Repetition rates declined in 72% of schools from the baseline during the final year of the program. In addition, 76% of primary schools indicated a decline in the rate of dropout during the final year as well. Outreach to minority communities, strategies to reduce PTR levels and ease teacher shortages, scholarship support, health outreach to the physically challenged, Intermediate Classrooms, and life skills provisions have all played a major role in this success.

ESCUP Factsheet

Rural Communities Take Charge of Children’s Education

Vulnerable Street Children Program (2006-2007)

A significant number of Cambodia’s youth face difficulties with poverty, unstable home lives, substance abuse problems, and other factors that lead too many of them to a life on the streets. For many of these children, the lack of stability in their lives means they lack access to basic information to keep them healthy and protect themselves from diseases such as HIV and AIDS. The Ministry of Education, Youth and Sport (MoEYS), in recognition of the importance of reaching this population with HIV prevention education, entered into a partnership with World Education and Mith Samlanh to deliver the Vulnerable Street Children Program (VSCP). The goal of VSCP was to reduce HIV infections among street children in Phnom Penh through the dissemination of education and information to help them avoid risk behaviors related to HIV infection; in addition, MoEYS gained substantial in-house experience and knowledge about working with this population, culminating in their development of a strategy to work with these vulnerable youth directly in the future.

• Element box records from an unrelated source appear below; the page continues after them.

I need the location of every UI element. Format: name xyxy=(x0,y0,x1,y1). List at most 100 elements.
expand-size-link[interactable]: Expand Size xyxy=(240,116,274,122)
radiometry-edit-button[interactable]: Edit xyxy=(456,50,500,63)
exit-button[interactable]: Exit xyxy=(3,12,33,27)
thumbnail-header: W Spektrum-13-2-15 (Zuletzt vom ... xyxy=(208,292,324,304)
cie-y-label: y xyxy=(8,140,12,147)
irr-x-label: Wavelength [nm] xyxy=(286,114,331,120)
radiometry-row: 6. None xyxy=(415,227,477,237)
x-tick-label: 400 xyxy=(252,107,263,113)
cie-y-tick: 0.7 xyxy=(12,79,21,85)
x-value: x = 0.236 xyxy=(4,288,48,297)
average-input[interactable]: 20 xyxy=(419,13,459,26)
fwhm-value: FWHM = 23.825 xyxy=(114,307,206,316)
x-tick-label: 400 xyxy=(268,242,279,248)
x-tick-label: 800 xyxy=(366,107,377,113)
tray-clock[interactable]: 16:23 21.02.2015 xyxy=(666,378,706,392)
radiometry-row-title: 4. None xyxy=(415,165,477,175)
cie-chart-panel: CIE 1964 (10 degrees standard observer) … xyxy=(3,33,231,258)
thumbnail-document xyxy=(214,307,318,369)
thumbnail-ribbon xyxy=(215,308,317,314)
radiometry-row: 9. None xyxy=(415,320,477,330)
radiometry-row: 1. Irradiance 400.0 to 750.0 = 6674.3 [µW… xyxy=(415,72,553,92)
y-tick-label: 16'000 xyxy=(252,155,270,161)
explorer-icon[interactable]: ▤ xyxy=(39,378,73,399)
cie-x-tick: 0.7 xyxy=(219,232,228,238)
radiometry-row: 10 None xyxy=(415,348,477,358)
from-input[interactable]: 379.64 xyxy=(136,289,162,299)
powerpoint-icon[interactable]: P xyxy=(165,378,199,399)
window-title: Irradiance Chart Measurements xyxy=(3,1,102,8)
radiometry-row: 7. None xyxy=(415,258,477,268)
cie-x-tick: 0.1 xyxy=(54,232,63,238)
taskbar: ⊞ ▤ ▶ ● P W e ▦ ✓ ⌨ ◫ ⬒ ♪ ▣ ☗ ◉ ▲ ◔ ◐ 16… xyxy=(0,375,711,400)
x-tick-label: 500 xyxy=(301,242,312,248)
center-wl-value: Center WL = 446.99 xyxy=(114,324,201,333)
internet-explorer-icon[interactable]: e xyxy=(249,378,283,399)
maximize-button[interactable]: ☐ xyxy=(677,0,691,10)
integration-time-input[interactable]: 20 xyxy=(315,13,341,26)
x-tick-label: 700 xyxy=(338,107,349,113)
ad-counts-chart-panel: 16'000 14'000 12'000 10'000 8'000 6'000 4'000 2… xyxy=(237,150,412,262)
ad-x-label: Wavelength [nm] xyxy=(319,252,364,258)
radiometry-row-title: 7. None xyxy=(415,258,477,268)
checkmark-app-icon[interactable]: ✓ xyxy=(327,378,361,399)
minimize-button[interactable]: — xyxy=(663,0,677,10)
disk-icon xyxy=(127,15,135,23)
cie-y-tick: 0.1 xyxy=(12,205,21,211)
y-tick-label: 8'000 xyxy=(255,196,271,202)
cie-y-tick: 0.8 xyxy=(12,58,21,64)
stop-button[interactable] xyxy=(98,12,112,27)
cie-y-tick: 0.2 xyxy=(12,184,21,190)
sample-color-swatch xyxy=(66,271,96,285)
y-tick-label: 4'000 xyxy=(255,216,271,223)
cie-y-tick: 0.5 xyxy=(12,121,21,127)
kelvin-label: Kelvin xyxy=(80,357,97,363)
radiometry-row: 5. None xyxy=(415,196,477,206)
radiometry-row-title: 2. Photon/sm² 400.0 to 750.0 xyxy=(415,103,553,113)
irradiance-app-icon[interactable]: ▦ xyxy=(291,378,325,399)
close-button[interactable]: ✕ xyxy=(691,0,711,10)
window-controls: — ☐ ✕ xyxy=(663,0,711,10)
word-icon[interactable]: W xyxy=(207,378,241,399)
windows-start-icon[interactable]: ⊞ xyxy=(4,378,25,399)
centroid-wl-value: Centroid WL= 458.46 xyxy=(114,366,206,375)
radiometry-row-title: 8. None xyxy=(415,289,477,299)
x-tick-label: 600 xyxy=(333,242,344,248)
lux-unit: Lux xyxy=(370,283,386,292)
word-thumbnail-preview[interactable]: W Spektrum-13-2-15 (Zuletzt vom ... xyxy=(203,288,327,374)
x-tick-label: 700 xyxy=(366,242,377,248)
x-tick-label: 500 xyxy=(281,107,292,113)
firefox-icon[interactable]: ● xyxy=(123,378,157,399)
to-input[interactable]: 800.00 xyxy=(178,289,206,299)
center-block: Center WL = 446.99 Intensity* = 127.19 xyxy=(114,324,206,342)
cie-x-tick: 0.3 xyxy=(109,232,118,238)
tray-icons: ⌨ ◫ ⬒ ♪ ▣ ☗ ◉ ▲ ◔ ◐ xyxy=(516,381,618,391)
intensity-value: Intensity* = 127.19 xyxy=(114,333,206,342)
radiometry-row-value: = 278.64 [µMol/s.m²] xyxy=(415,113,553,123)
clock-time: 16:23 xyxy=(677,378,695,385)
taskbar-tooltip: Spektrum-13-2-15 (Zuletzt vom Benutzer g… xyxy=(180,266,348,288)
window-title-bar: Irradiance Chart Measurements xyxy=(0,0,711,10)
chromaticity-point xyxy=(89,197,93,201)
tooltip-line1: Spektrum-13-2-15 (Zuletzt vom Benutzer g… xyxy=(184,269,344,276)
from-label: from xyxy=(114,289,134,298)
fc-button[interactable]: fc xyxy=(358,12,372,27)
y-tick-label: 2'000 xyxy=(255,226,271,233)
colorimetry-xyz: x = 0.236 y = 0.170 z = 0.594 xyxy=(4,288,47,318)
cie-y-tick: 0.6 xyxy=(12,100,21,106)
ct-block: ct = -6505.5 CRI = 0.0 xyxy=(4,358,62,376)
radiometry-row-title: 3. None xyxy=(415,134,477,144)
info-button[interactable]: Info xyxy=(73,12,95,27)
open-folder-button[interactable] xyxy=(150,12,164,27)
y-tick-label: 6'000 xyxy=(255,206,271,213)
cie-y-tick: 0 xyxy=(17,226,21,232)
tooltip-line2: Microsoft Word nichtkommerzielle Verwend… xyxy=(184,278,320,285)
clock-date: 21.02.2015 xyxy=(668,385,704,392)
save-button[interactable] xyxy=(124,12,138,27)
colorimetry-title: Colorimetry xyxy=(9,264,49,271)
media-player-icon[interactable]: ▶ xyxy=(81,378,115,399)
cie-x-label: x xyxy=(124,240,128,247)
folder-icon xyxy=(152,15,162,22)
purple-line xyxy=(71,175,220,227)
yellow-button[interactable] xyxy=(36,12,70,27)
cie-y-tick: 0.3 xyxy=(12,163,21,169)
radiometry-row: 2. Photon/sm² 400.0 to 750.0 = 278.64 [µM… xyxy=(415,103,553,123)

Vulnerable Street Children Program Description

OPTIONS: Combating Child Trafficking and Exploitation through Education (2004-2007)

Cambodia serves as a country of origin, transit, and destination for both domestic and international trafficking networks. Girls and women are easy targets for traffickers, unaware of the dangers that lurk behind promises of good employment. They are a living testimony to the link between lack of education and vulnerability. The OPTIONS program worked to reduce the number of children, especially girls, who fall victim to trafficking and exploitation. The immediate objective was to ensure that children removed from or at risk of trafficking and exploitation were educated in programs relevant to their needs.

From 2004–2007, the OPTIONS Program was implemented in the rural districts of Banteay Meanchay, Kampong Cham, and Prey Veng Provinces, and in the municipality of Phnom Penh, which is the destination for many youth who migrate blindly, and as a result, are vulnerable to trafficking and commercial sexual exploitation.OPTIONS

Over the course of four years, OPTIONS provided direct education services to 18,353 children (14,351 of whom were girls) in 126 primary schools, 24 secondary schools and 76 village-based nonformal education classes. In addition, at least 50,000 additional children (siblings, friends, and peers) received indirect benefits from OPTIONS through peer to peer outreach, mainstreamed life skills classes, awareness raising activities in schools and communities, and improved parental attitudes towards education. Other indirect beneficiaries included parents, village and commune-level leaders, teachers, school directors and district- and province-level government officials representing the Ministries of Education, Social Affairs, Women’s Affairs and Labor and Vocational Training.

A significant number of children were prevented from being exploited by having the opportunity to attend formal and nonformal education programs, and to develop the knowledge, skills and attitudes that can protect them from exploitation. Communities are now more aware of the dangers of trafficking and blind migration, and village and commune leaders reported that community members are more responsive to the needs of vulnerable children in the community. OPTIONS helped to increase local capacity to respond to the education and social support needs of children who are vulnerable to trafficking and commercial exploitation.

The OPTIONS program was funded by the U.S. Department of Labor with additional support from the McKnight Foundation and UNICEF. The program was implemented in partnership with Kampuchean Action for Primary Education, CARE International in Cambodia, and the Asia Foundation.